When you enable the client-side credit card validation via the Enable client-side validation check box, the following checks are performed as user enters a credit card number on the Payment Page:

  • Does the entered number match issuer's pattern? 
    For example, if the card number begins with "34" or "37", then the card is an AMEX and therefore must be 15 characters in length. If the card number beings with "4", then the card is a VISA, and the length must contain between 13 and 16 characters. 
  • Does the number checksum? 
    Credit card numbers are validated using the Luhn Algorithm for data integrity and authenticityFor example, an input credit card number must checksum to make it an valid AMEX card number. It cannot be random 13 numbers that begins with "34".
  • Does the CVV value only include numbers?
    The CVV value must only contain numbers.
  • Do all the required fields have values?

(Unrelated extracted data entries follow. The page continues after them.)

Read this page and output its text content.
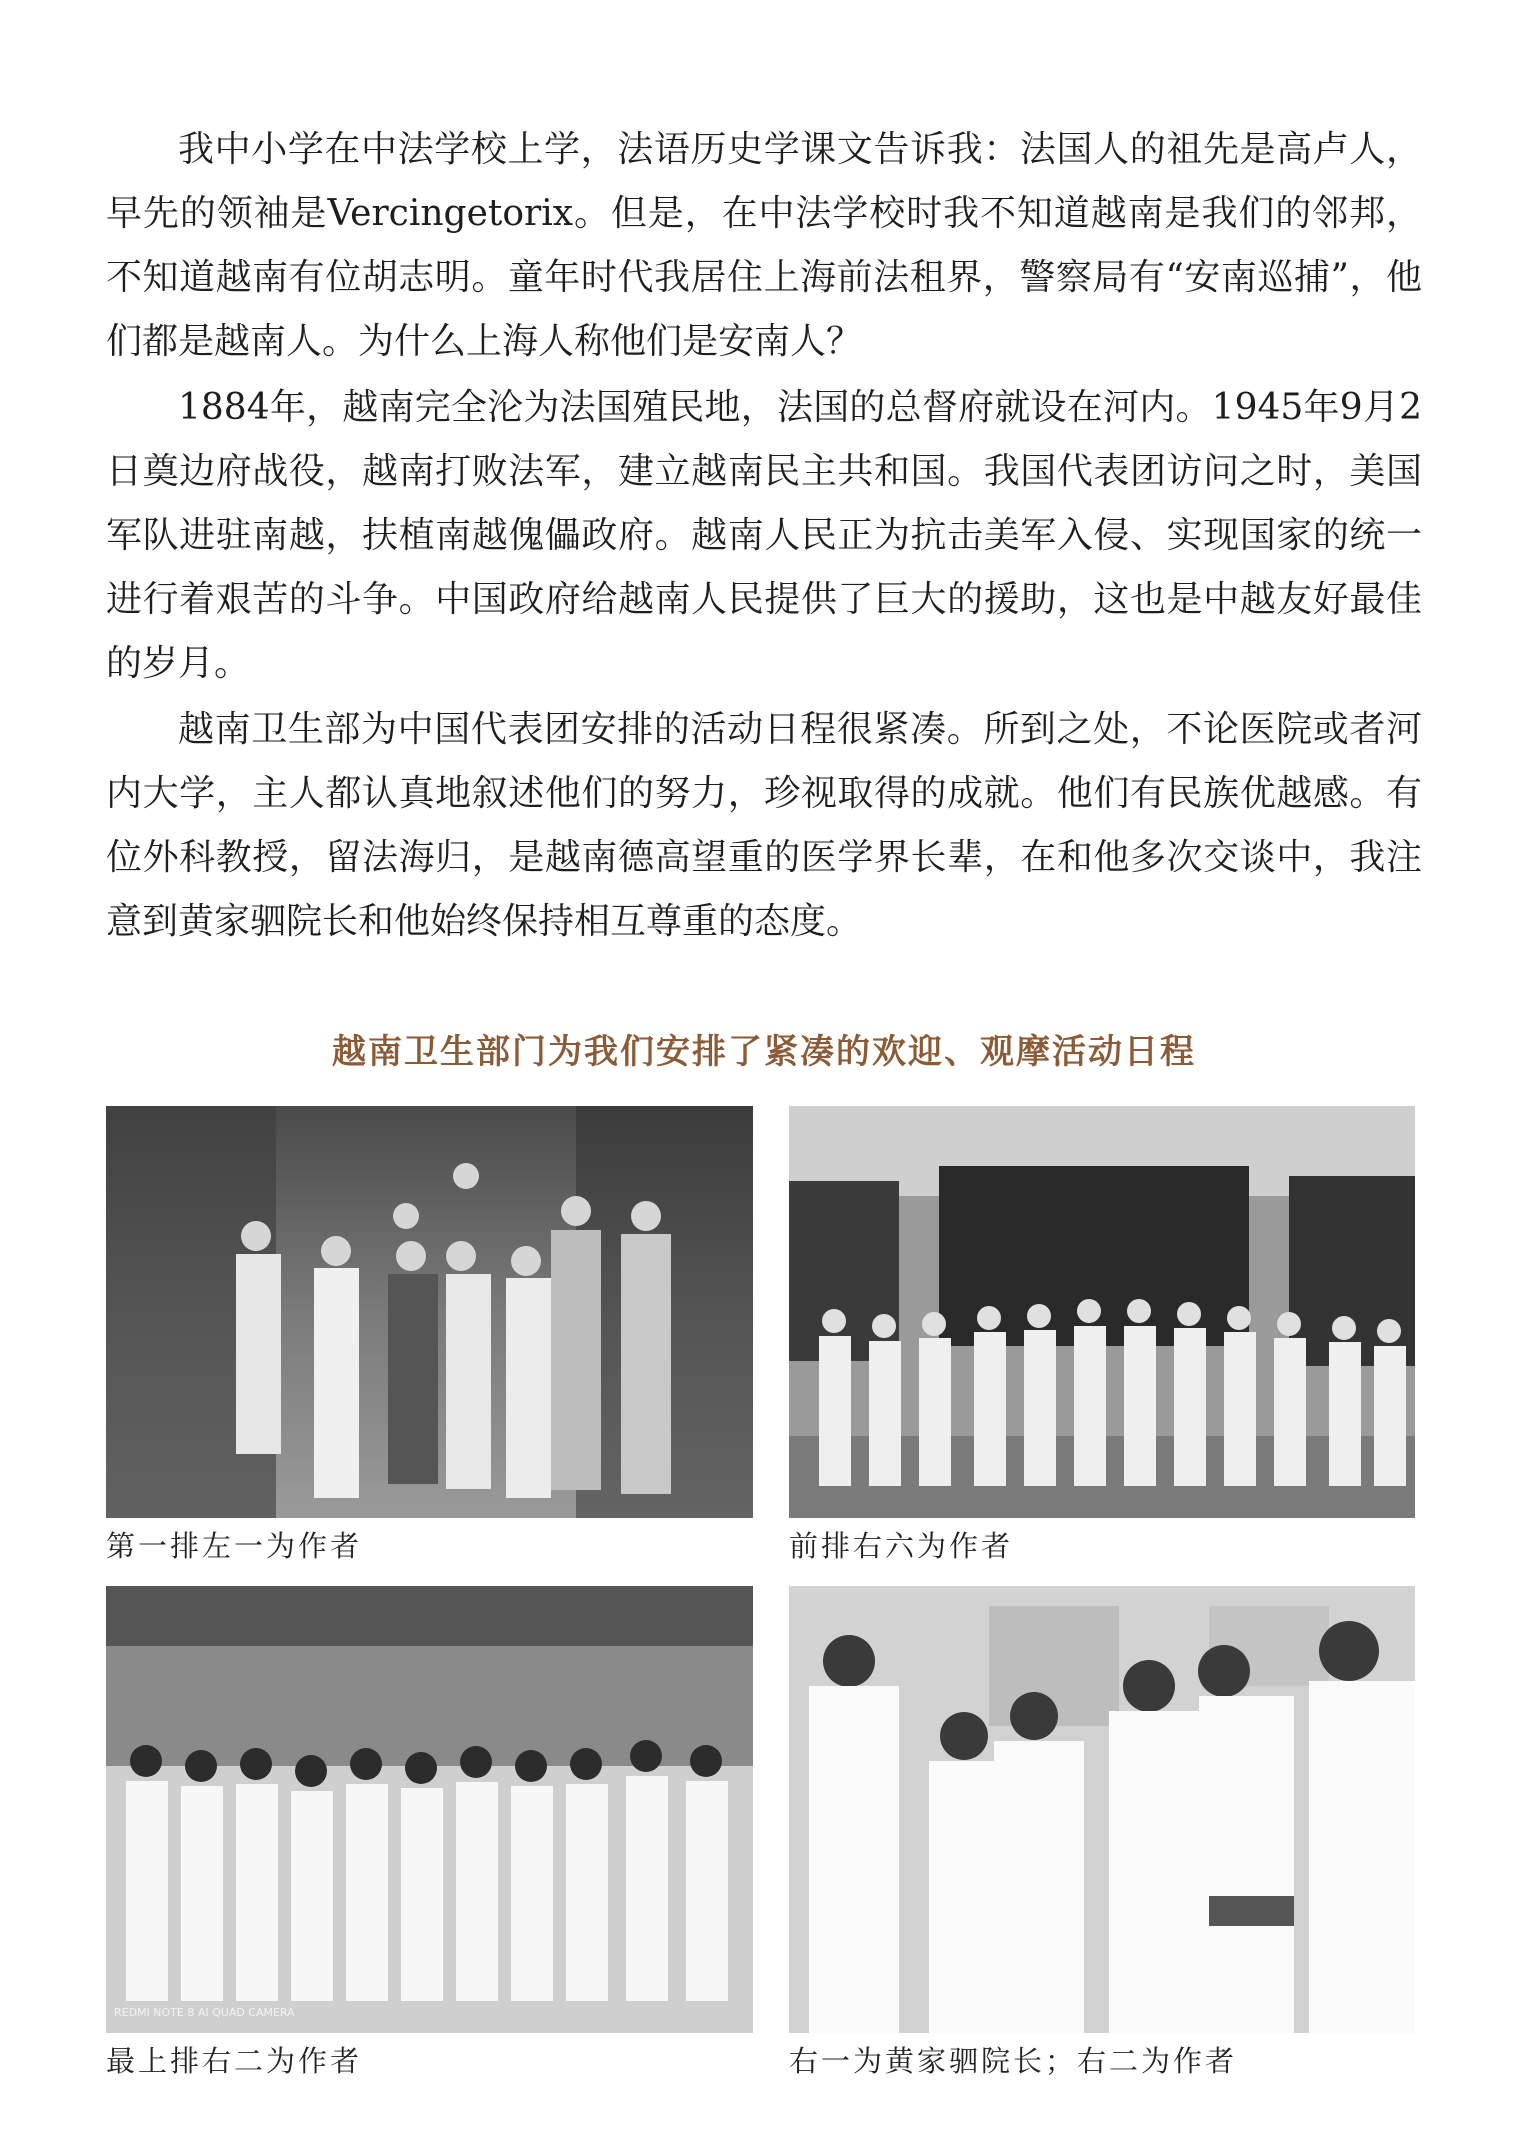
我中小学在中法学校上学，法语历史学课文告诉我：法国人的祖先是高卢人，早先的领袖是Vercingetorix。但是，在中法学校时我不知道越南是我们的邻邦，不知道越南有位胡志明。童年时代我居住上海前法租界，警察局有“安南巡捕”，他们都是越南人。为什么上海人称他们是安南人？

1884年，越南完全沦为法国殖民地，法国的总督府就设在河内。1945年9月2日奠边府战役，越南打败法军，建立越南民主共和国。我国代表团访问之时，美国军队进驻南越，扶植南越傀儡政府。越南人民正为抗击美军入侵、实现国家的统一进行着艰苦的斗争。中国政府给越南人民提供了巨大的援助，这也是中越友好最佳的岁月。

越南卫生部为中国代表团安排的活动日程很紧凑。所到之处，不论医院或者河内大学，主人都认真地叙述他们的努力，珍视取得的成就。他们有民族优越感。有位外科教授，留法海归，是越南德高望重的医学界长辈，在和他多次交谈中，我注意到黄家驷院长和他始终保持相互尊重的态度。

越南卫生部门为我们安排了紧凑的欢迎、观摩活动日程
第一排左一为作者	前排右六为作者
REDMI NOTE 8 AI QUAD CAMERA
最上排右二为作者	右一为黄家驷院长；右二为作者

Automatic Detection of Credit Card Type

When you select the Enable automatic credit card type detection check box, the credit card type is automatically identified based on user's entry. The credit card type is automatically selected as the user enters a credit card number on the Payment Page, and the credit card logo is displayed in the foreground. Users cannot manually select the credit card type.

Supported credit card types are AMEX, Visa, Discover, MasterCard, JCB, and Diners Club.

If a user enters a credit card number of an unsupported or unrecognized card type, an error message will be displayed.

Note that with the automatic credit card type detection feature enabled, the following exceptions apply:

  • JCB card numbers will be detected as a Discover card if the card type JCB is not enabled for the configured Payment Page. 
  • Diners Club card numbers will be detected as a Discover card if the card type Diners Club is not enabled for the configured Payment Page.